Abstract. Jump-diffusion processes have been utilised to capture the leptokurtic nature of asset returns and to fit the market observed option volatility skew with great success. These models can be calibrated to historical share price data or forward-looking option market data. In this work, we infer South African equity option prices using the Bayesian inference framework. This approach allows one to attain uncertainties in the parameters of the calibrated models and confidence intervals with any predictions produced with the models. We calibrate the one-dimensional Merton jump-diffusion model to European put and call option data on the All-Share price index using Markov Chain Monte Carlo methods: the Metropolis Adjusted Langevin Algorithm, Hamiltonian Monte Carlo, and the No-U-Turn Sampler. Our approach produces a distribution of the jump-diffusion model parameters, which can be used to build economic scenario generators and price exotic options such as those embedded in life insurance contracts. The empirical results show that our approach can, on test data, exactly price all put option prices regardless of their moneyness, with slight miss-pricing on very deep in the money calls.

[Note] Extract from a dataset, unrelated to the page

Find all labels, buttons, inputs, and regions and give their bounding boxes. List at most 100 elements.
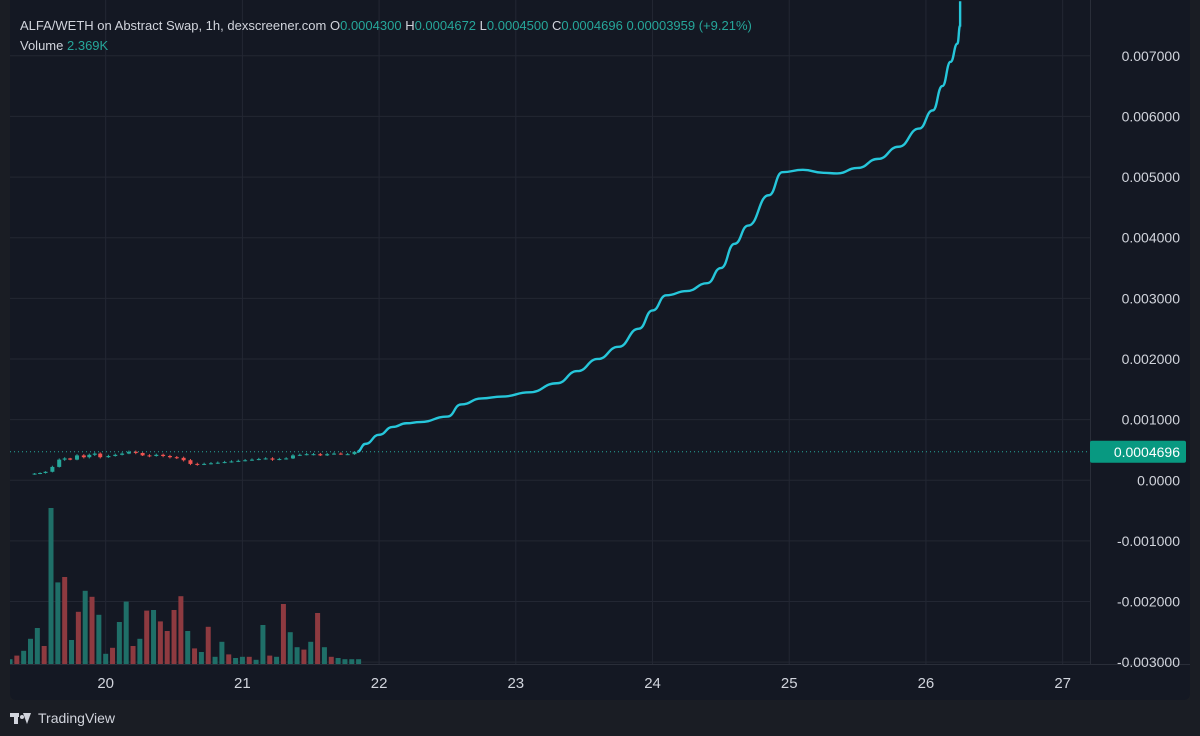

Andrew Paskaramoorthy (University of the Witwatersrand), Terence van Zyl (University of Johannesburg) and Tim Gebbie (University of Cape Town).
Title: An Empirical Comparison of Cross-Validation Procedures for Portfolio Selection.
Abstract. We present the constrained portfolio selection problem as a learning problem requiring hyper-parameter specification. In practice, validation procedures estimate algorithm performance and select optimal hyper-parameters. The quality of the selected hyper-parameter depends on the performance of the validation procedure. The literature has not previously investigated the relationship between these validation procedures and the portfolio selection problem. This study empirically examines the behaviour of common validation procedures, including holdout, k-fold cross-validation, Montecarlo cross-validation, and repeated k-fold cross-validation for estimating performance and selecting hyper-parameters for constrained portfolio selection. The results demonstrate that repeated k-fold cross-validation is the best-performing procedure and recommend using $5$ repetitions with 3 < k < 6 in practice.
Ismail Mohamed (University of Kent) and Fernando Otero (University of Kent).
Title: A Performance Study of Multiobjective Particle Swarm Optimization Algorithms for Market Timing.
Abstract. Market timing is the issue of deciding when to buy or sell a given asset on a financial market. As one of the core issues of algorithmic trading systems, designers of such systems have turned to computational intelligence methods to aid them in this task. In our previous work, we introduced a number of Particle Swarm Optimization (PSO) algorithms to compose strategies for market timing using a novel training and testing methodology that reduced the likelihood of overfitting and tackled market timing as a multiobjective optimization problem. In this paper, we provide a detailed analysis of these multiobjective PSO algorithms and address two limitations in the results presented previously. The first limitation is that the PSO algorithms have not been compared to well-known algorithms or market timing techniques. This is addressed by comparing the results obtained against NSGA-II and MACD, a technique commonly used in market timing strategies. The second limitation is that we have no insight regarding diversity of the Pareto sets returned by the algorithms. We address this by using RadViz to visualize the Pareto sets returned by all the algorithms, including NSGA-II and MACD. The results show that the multiobjective PSO algorithms return statistically significantly better results than NSGA-II and MACD. We also observe that the multiobjective PSOSP algorithm consistently displayed the best spread in its returned Pareto sets despite not having any explicit diversity promoting measures.